Redlands2030 has previously published the following posts dealing with councillor complaints:

Councillor complaints under State spotlight – April 2016

Councillor Gleeson’s inappropriate conduct – April 2017

Why did Karen Williams get a $5000 gift? – October 2017

Making a submission about councillor complaints laws

The closing date for written submissions is Thursday, 26 October 2017 at 2:00pm.

Guidelines for making a submission to a parliamentary committee are available here: Guide to making a submission.

The guidelines explain that the Committee may at its discretion publish submissions on the parliamentary website.

Publication or disclosure of a submission that has not been authorised by a committee might not be protected by Parliamentary privilege.
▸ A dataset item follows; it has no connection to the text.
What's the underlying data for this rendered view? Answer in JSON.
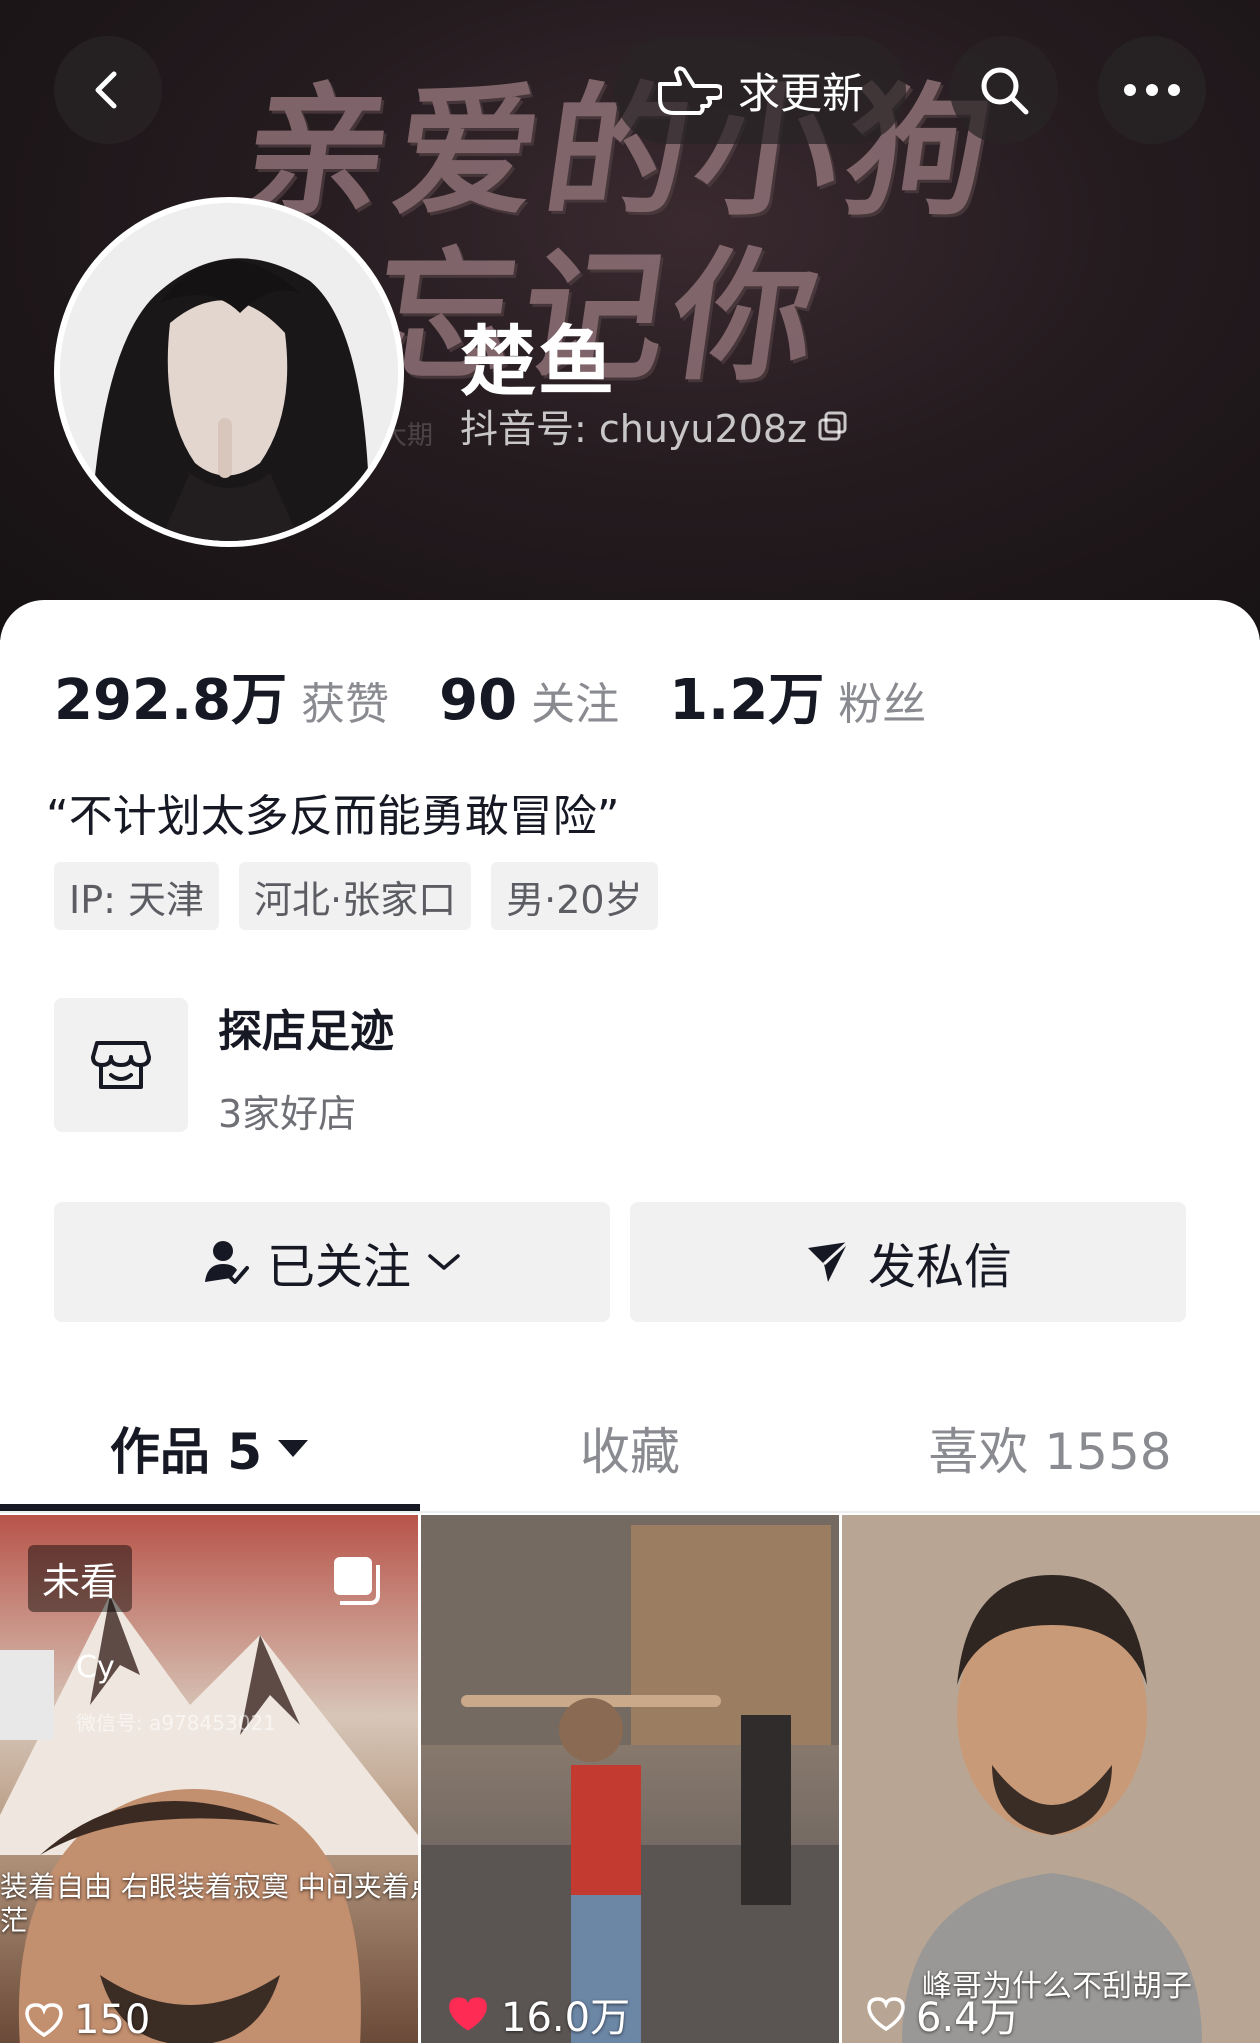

Submissions should be sent to:

Email: mailto:lacsc@parliament.qld.gov.au

Acting Committee Secretary
Legal Affairs and Community Safety Committee
Parliament House
George Street
Brisbane Qld 4000

Submissions should include:

  • the author’s name and signature
  • if the submission is made on behalf of an organisation, the level of approval (e.g. a local branch, executive committee or national organisation)
  • mailing address (and email if available), and
  • daytime telephone number

Redlands2030 – 18 October 2017

* Photo: David Adam Kess

Please note: Offensive or off-topic comments will be deleted. If offended by any published comment please email thereporter@redlands2030.net

2 thoughts on “Submissions about councillor complaints laws

  1. Complaints fall on deaf ears. My neighbour says that councillors forget that they are public servants whose generous salaries and perks are paid for by tax/ratepayers…so rightfully, they should lend an ear to what constituents have to say in various divisions and do their best to resolve issues important to them. But I found out years ago, it was no use, since to silence me, while attempting to speak up to save officially listed koala habitat adjacent to TAFE Alex Hills, councillor officiating the meeting that particular day, our ‘white haired boy at the time’…said: “done deal, Amy”.
    Has anything changed?

  2. It’s about time there was an overhaul of the complaints process. The CCC is very slow to act and really should be replaced by a more efficient system. Redland City Council is heavily involved in buck passing and I am speaking from experience in 2017. The Legal Section of Council had given me written advice on the cutting down of gum trees in a known koala area, which was proven by the Arboriculture Section of the same Council to be wrong. Other sections of Council had ignored their own guidelines with respect to diversion of storm water and in 10 weeks nobody replied to the complaint though the Mayor’s Office said it would be dealt with by the then CEO as it related to an operational matter. Finally after 3 months it was handled by the Queensland Council Ombudsman and promptly rectified. The proposal by the Walker Corporation in relation to Toondah Harbour has been surrounded in secrecy within RCC and councillors have been warned not to speak about the 3,600 proposed unit development to any media outlets yet two weeks ago Cr Peter Mitchell gave a short interview to the Channel 7 Network and it was reported on the nightly News. So why wasn’t Peter reprimanded? Perhaps it was because he came out in support of this commercial venture, which if allowed to proceed would impact on both marine life, shore-birds and koalas. Lang Walker admits he has been very generous with donations to councils and politicians. Currently this is not illegal but it does not pass the pub test.